"The groundwork of all happiness is health." - Leigh Hunt

Great exercise that's easy on the joints.

Aquatic therapy can reduce pain and stress while providing an efficient workout.

Move of the Month: Sidestepping

Strengthens hip and abdominal muscles.
Stand in chest-deep water near one fringe of the pool together with your arms outstretched for balance.
Then take a step forward together with your right leg.
Pull your left foot toward your right in order that your legs are
Keep moving towards it together
other side of the pool. Then return to the side.
Step forward together with your left leg, in your starting position.

Example: Alayna Paquette

Why does it help?

Aquatic therapy has many advantages. “One of the things people love about it is the euphoric feeling. It takes the pressure off your body, and it gives instant relief to sore spots,” explains Olson. are Prosperity is barely a part of the magic. Water provides resistance to your body, which helps you construct stronger muscles and bones. And the warmth of the water encourages you to maneuver, which has a helpful side effect: the repetitive motion pumps natural lubricants into the joints.

Another good thing about aquatic therapy is that it's a secure exercise: not only is it gentle on arthritic joints, which may help prevent further injury, however it also poses a lower risk of falling than land-based exercise. . “If you fall during hydrotherapy, you just get wet, not hurt,” says Olson.

How it really works

A typical aquatic therapy class takes place in a big pool and lasts 30 to 60 minutes. If you might be disabled or have balance issues, it's possible you'll be encouraged to bring a partner along to assist keep you regular within the water. After swimming for a number of moments to get used to the water, often with the assistance of a small flotation device (think pool noodle), you'll begin the exercise.

The variety of exercises you may do within the pool could be as different as on land. “You can move your arms to work on improving posture, do compound movements for a good core muscle workout that supports your back, or do balance activities. You Aerobic exercise can also be done by marching, walking, running, jumping, and swimming,” says Olson. You can even work with special weights that float in water.

Where to seek out it?

If you're fascinated by taking an aquatic therapy class, Olson recommends testing a neighborhood YMCA, fitness center, senior center, or hospital. But don't expect insurance to pay for it. “Medicare and other insurers rarely cover the costs, although some insurance plans offer reimbursement if you participate in a fitness activity,” says Olson. You may find a way to get coverage for aquatic therapy in case your doctor prescribes it as physical therapy. And many physical therapy groups offer therapy within the pool.

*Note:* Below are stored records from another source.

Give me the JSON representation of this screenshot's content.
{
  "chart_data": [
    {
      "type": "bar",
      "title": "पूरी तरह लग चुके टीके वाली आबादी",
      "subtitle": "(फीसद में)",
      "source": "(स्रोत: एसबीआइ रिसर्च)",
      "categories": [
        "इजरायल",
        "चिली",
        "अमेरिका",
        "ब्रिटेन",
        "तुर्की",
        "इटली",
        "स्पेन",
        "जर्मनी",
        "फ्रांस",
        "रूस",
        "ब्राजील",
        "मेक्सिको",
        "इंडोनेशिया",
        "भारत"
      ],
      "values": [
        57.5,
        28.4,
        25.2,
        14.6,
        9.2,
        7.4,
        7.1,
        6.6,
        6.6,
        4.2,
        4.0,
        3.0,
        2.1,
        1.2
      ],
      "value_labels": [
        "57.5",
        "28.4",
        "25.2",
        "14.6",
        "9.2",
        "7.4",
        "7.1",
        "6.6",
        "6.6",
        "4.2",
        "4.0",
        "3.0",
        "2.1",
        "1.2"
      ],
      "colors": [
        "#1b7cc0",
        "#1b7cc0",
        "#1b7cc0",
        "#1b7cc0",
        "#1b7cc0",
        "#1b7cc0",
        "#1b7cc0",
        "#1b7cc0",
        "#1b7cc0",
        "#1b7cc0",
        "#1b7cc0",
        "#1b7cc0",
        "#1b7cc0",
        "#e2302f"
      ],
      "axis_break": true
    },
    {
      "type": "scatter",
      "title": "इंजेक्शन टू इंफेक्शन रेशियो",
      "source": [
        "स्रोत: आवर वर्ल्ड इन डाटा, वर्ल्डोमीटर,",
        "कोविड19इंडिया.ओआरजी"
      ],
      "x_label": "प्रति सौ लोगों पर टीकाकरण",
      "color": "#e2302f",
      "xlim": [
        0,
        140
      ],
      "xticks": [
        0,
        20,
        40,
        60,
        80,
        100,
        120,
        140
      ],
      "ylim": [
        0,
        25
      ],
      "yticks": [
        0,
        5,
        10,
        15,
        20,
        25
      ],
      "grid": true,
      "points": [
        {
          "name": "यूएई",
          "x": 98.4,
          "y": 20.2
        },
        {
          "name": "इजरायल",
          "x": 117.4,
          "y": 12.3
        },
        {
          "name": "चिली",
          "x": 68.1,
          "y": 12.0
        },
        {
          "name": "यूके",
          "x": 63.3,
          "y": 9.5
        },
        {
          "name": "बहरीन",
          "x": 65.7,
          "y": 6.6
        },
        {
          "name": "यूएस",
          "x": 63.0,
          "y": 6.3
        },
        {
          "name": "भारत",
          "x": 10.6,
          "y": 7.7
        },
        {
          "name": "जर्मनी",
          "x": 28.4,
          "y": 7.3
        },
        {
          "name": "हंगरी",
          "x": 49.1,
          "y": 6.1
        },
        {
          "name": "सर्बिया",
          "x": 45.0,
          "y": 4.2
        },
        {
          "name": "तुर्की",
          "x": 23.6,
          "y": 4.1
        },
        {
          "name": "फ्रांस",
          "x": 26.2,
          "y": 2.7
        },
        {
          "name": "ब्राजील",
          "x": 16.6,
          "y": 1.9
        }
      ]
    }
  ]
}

Look for either group-based rates of as much as $15 per class or personal trainer fees of $35 to $60 per half-hour, says Olson. This could be an expensive option to exercise. So Olson recommends watching a category or training session first before jumping in.

Who is the candidate?

Almost anyone can take an aquatic therapy class. It is useful for individuals with chronic pain from arthritic joints or fibromyalgia and for people who find themselves disabled. It can be considered secure for individuals with balance problems or disabilities from multiple sclerosis, Parkinson's disease, or stroke. Can't swim? Usually this shouldn't be an issue; You can wear a life vest. Olson also recommends therapy for people recovering from surgery, once the injuries have healed. But hydrotherapy shouldn't be right for individuals with open wounds, infectious disease, seizure disorders, or incontinence.